Geçenlerde bir eski dost, Süpürgezade Süavi ile otururken, bana: "Üstad Reha! Bize malumdur ki, sende atışma kabiliyeti vardır. Haydi gel benimle bir atış" dedi. Ben daha, "Amman Süavi. Dur ne atışı, ne satışı? Yapma!.." demeden baktım sapı kırık sazıyla söylemeye başlamış bile:
"Reha durmadan yazar / İğneyle çukur kazar / Sakın övmeyin azar / Ağzıyla kuş kapan sensin!"
O da ne?! Süavi adamakallı bize hakarete yeltenmiş. Ben de elime bir kaşık alıp, masaya ritim vurarak başladım:
"Süavi atmadan gel / Cetvele der pergel / Böyle cahil ömre bedel / Çaya sabun katan sensin!"
Süavi aldı sazı eline ve öyle hışımla vurdu ki, sazın telleri koptu:
"Sen söyledin, sen güldün / Rezaletle örtüldün / Ey Reha sen öldün / Yalağa yatak diye yatan sensin!"
Baktım iş çizmeyi aşıyor. Amma etrafta bizi seyreyleyen ahali merakla kafalarını bana çevirip baktılar. Bizde cevap gecikir mi? Şöyle söyledim ben de:
"Sen gel beri dur biraz / Kafanda patlar elindeki saz / Seni gidi kanatsız kaz / Elifi mertek sanan sensin!"
Süavi, sazı elinden attı, baktım etrafta bi şeyler araştırıyor. Birden kahvecinin elindeki tepsiyi kaptı, çay bardakları yerlere düşüp parçalandı. Adam bir yandan tepsiye def gibi vuruyor, bir yandan da ağzından köpükler saçarak söylüyor:
"Şükret yabancı değilsin / Göster ahmaklığın herkes bilsin / Bakırköy'den doktor gelsin / Delilere sultan sensin."
Bu taşlamanın sonu Allah muhafaza ya mezarlık, ya karakol dedim. Ve yanımda oturan yeğenimi yere yatırıp, sırtına ritim vurarak son kurşunumu savurdum:
"Çıktın karga gibi dala / Yok senden eyi budala / Bak karşımda duruyor halâ / Kendi beynini salata yapan sensin."
Süavi ve arkadaşları bu noktada ayağa kalkıp üzerime gelmeye başladılar.

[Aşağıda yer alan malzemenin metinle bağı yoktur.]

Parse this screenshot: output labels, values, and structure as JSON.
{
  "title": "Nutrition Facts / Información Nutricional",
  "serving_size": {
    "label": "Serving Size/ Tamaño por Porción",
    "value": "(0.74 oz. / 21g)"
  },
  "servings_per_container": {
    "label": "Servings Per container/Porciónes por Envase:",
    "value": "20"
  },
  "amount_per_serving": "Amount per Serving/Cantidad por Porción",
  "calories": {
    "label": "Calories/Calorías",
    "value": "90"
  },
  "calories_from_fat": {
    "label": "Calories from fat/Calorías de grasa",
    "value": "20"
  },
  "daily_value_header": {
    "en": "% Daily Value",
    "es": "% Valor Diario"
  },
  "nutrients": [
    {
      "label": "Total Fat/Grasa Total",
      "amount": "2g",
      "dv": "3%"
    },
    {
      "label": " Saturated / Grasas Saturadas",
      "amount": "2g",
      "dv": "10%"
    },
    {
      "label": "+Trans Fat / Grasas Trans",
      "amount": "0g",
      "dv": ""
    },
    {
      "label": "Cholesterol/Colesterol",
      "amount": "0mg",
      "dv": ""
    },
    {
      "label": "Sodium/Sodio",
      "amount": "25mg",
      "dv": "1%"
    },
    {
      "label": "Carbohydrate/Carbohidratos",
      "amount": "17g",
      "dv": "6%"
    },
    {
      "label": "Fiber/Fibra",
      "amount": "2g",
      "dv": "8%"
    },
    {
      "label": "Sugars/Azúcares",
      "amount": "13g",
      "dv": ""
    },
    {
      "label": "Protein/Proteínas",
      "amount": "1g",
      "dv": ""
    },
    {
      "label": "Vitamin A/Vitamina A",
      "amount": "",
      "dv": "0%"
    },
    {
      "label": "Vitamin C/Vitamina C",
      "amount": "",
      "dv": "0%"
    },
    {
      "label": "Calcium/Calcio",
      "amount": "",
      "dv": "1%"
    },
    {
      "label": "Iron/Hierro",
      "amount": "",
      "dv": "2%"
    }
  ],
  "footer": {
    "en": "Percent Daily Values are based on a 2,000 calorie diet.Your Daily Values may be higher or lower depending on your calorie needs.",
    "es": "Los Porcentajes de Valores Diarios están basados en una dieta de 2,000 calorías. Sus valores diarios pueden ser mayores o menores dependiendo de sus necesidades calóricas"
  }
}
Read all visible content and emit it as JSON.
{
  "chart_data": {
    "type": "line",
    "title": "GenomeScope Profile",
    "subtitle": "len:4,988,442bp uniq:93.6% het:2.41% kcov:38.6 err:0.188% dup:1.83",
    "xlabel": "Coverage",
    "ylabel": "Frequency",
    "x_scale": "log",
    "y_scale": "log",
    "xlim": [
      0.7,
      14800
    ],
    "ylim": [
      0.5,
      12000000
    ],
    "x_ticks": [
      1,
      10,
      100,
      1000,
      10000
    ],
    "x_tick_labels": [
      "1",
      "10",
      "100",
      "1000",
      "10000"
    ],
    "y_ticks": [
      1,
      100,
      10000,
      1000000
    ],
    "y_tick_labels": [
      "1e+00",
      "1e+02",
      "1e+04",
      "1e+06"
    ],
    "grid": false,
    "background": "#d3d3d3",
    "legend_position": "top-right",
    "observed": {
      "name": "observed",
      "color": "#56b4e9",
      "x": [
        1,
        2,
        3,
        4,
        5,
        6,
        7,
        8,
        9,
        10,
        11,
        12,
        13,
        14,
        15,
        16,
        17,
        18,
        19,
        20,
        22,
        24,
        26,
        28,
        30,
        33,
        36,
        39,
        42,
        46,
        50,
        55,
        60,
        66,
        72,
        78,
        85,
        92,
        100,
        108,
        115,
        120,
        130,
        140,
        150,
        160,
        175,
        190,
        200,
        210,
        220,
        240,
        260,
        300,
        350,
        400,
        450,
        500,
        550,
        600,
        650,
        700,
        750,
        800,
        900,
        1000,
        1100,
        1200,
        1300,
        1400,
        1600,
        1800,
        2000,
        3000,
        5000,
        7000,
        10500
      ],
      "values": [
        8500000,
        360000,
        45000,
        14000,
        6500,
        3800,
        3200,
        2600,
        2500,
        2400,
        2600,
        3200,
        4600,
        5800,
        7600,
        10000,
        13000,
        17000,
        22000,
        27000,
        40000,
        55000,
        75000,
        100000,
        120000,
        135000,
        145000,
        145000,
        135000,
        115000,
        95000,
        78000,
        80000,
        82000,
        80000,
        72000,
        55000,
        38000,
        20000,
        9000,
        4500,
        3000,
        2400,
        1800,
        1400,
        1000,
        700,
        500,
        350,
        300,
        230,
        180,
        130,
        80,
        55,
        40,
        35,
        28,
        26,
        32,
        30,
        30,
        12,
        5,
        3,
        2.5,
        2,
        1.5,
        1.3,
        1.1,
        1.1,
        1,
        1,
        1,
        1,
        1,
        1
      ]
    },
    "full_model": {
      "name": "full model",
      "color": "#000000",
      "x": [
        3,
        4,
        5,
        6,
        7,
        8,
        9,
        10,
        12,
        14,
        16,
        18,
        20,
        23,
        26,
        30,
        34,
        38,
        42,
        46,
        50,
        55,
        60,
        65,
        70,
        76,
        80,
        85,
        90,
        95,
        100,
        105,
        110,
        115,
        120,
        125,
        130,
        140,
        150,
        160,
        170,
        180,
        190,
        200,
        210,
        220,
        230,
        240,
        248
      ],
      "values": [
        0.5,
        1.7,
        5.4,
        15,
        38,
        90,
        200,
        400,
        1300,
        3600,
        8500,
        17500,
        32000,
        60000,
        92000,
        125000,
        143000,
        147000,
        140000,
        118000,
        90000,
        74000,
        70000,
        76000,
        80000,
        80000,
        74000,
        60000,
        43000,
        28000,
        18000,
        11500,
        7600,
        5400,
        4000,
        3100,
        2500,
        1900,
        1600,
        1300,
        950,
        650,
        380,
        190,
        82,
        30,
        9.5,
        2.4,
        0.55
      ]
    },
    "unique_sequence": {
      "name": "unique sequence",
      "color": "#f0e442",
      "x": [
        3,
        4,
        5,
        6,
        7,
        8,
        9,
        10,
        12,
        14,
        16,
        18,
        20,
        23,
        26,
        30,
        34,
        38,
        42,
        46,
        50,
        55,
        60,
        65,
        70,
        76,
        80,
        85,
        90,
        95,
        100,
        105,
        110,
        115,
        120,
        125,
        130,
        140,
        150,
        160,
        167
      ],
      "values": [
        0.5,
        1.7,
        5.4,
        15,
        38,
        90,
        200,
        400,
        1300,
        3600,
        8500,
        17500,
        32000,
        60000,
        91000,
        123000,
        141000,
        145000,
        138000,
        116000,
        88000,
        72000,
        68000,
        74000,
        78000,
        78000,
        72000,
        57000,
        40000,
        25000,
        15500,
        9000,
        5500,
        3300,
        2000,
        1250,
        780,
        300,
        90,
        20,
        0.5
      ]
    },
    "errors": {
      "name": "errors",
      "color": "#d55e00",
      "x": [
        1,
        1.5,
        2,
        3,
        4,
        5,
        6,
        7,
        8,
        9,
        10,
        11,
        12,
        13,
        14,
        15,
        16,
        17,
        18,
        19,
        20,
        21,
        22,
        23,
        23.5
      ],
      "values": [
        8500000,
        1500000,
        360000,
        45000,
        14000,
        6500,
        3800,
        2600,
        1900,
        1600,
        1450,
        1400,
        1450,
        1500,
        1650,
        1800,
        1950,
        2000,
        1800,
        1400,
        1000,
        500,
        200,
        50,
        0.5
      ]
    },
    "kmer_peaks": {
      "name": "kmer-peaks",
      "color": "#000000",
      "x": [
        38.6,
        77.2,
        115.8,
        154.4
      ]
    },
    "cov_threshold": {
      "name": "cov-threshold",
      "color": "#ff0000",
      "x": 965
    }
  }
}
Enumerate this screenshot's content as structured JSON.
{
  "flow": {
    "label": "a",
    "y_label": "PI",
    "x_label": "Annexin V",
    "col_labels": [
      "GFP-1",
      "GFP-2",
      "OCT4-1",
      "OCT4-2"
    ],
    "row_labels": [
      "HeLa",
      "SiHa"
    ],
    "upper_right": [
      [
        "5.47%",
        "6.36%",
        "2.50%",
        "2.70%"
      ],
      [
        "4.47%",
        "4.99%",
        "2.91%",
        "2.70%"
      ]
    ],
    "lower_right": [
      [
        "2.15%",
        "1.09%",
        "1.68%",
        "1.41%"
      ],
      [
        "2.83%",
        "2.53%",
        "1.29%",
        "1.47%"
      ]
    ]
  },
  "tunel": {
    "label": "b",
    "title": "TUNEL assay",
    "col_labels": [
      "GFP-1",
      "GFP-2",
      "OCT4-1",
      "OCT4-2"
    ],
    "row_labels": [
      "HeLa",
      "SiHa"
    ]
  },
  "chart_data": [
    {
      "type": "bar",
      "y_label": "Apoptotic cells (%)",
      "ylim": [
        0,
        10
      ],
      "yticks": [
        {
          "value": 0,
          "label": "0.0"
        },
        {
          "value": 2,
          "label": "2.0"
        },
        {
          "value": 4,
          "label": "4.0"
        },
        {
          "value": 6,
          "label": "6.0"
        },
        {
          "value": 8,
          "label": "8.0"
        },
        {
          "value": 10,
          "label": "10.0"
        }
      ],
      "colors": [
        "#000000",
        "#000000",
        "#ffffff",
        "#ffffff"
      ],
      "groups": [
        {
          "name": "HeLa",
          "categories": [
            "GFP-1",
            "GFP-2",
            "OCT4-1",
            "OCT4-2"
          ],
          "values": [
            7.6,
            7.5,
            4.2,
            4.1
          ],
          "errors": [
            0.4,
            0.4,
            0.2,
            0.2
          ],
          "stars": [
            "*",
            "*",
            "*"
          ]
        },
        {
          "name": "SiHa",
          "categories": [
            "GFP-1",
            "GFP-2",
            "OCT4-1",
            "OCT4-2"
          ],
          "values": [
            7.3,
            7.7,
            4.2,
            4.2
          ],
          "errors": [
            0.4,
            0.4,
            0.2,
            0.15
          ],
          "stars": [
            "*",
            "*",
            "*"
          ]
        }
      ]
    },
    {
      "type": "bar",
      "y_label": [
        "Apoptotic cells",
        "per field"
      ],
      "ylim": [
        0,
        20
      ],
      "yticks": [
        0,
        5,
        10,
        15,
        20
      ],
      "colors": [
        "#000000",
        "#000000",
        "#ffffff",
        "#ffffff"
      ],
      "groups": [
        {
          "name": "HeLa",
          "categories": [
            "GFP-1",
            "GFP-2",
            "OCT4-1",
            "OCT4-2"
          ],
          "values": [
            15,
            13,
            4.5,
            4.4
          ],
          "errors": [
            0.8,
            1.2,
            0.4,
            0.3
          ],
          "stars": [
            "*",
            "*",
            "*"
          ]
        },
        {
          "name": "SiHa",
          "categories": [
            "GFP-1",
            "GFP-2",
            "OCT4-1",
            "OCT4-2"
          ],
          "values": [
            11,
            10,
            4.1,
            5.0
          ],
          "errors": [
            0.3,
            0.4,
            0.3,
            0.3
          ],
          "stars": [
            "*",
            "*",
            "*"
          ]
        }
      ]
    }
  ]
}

Tabii bu arkadaş dediklerim, öyle insan cinsinden değil de, "insanın en sadık arkadaşı" cinsinden olanlardı. Bir yandan da hep bir ağızdan bağırıyorlardı: "Reha Efendi sen bittin artık! Sen mafoldun!" gibilerden...
O esnada bizim darbuka niyetine kullandığımız yeğen korkup kedi gibi zıplayarak kahveden öyle bir çıkış çıktı ki, ardından kahvede beş dakika poyraz estirdi. Eee, ne yaparsınız! Baktık ki biz öyle ortada tığ ü teber, gamsız baykuş gibi kalakaldık. Ben de atışmayı hoş sözle bağlayayım dedim artık ve hızlı hızlı söyledim:
"Gel sen daha taşlama / Reha etti büyük hata / Büyüğe yakışır bağışlama / Reha'yı tuş yapan sensin."
Eeee, ne yaparsınız, hayatta her gün, efendime söyleyeyim, kahraman, Cüneyyit filan olunmuyor. Bazen de Ahmet Kostarika olmak gerekiyor.
Evveet... Netice: Süavi ve İnsandışı Arkadaşlarıspor:1, Reha Üstadınızspor:0
(Siz bakmayın; sırf deplasmanda olduğum için kendimi ikinci sıraya yazdım!)